Dennoch kann an eine Übergabe erst gedacht werden, wenn die Betriebskosten deutlich gesenkt werden. Dr.Lobodasch findet zwar die angepaßte Technologie des von medico international finanzierten Krankenhauses von San Carlos hochinteressant. Doch hält er eine Übertragung derartiger Technologien auf das Großprojekt Carlos Marx für zu aufwendig: „Die Idee des Betriebs durch Solarenergie ist zwar bestechend aber zu teuer.“ Dr.Lobodasch gehört nicht zu denjenigen, denen vor allem die Umbenennung des Krankenhauses am Herzen liegt. In seinem Arbeitszimmer prangt ein Ölporträt Marxens, gespendet vom DDR-Maler Thomas Ziegler, und eine hölzerne Büste des rauschebärtigen Philosophen, die ein nicaraguanischer Kunststudent als Examensarbeit geschnitzt hat. Auch für den noch in Managua residierenden DDR-Botschafter Matthias Dietrich sind die neuen Verhältnisse zu Hause schwer verdaulich. Er möchte nicht von einer „Übernahme“ des Projektes durch die BRD sprechen, sondern hofft auf Finanzierung durch mehrere Staaten.
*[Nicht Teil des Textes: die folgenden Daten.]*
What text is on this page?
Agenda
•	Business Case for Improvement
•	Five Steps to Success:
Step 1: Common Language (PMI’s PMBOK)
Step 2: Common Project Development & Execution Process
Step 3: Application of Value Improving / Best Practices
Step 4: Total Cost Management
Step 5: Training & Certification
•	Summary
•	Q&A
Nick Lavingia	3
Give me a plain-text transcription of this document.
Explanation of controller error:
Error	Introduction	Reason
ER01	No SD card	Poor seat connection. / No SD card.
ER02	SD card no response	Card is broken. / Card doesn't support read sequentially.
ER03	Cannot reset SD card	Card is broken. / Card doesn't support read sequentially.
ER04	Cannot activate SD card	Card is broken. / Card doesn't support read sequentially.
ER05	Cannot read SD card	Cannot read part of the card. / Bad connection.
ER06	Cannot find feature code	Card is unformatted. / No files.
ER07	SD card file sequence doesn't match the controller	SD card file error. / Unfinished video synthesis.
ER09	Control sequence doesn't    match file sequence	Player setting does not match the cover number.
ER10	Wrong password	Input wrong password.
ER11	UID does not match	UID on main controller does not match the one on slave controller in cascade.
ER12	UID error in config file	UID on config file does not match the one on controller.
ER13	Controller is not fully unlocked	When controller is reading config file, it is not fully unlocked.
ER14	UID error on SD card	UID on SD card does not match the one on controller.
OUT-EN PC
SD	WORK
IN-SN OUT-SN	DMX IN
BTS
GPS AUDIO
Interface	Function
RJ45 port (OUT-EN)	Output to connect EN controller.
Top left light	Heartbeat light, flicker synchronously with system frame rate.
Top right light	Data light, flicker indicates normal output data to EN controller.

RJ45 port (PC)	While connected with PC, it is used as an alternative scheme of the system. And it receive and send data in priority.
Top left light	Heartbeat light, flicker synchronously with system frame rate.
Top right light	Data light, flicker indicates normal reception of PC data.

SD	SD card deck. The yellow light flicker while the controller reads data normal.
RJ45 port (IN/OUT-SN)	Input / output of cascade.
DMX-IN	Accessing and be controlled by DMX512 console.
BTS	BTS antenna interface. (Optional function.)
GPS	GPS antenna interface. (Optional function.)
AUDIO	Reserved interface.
Angesichts der beschleunigten Vereinigung wird wohl an einer vollen Finanzierung durch das neue Deutschland kein Weg vorbeiführen. „Die DDR, solange es sie noch gibt, wird das Personal stellen und die Sachwerte liefern, die Bundesrepublik wird zahlen.“ Eine völlige Übergabe an Nicaragua hält Botschafter Dietrich vor 1994 nicht für realistisch. Das Verhältnis von nicaraguanischem zu ostdeutschem Fachpersonal hat sich jedoch seit 1985 zunehmend zugunsten der Einheimischen verschoben. Solange es keine brauchbaren Vorschläge zur Kostensenkung gibt, wird Warnke wohl in Zukunft die vollen Betriebskosten übernehmen. Gegenüber den 500 Millionen DM, mit denen Nicaragua bei der DDR in der Kreide steht, die das BMZ jetzt nolens volens auf seiner Habenseite verbuchen muß, fällt das sowieso kaum ins Gewicht.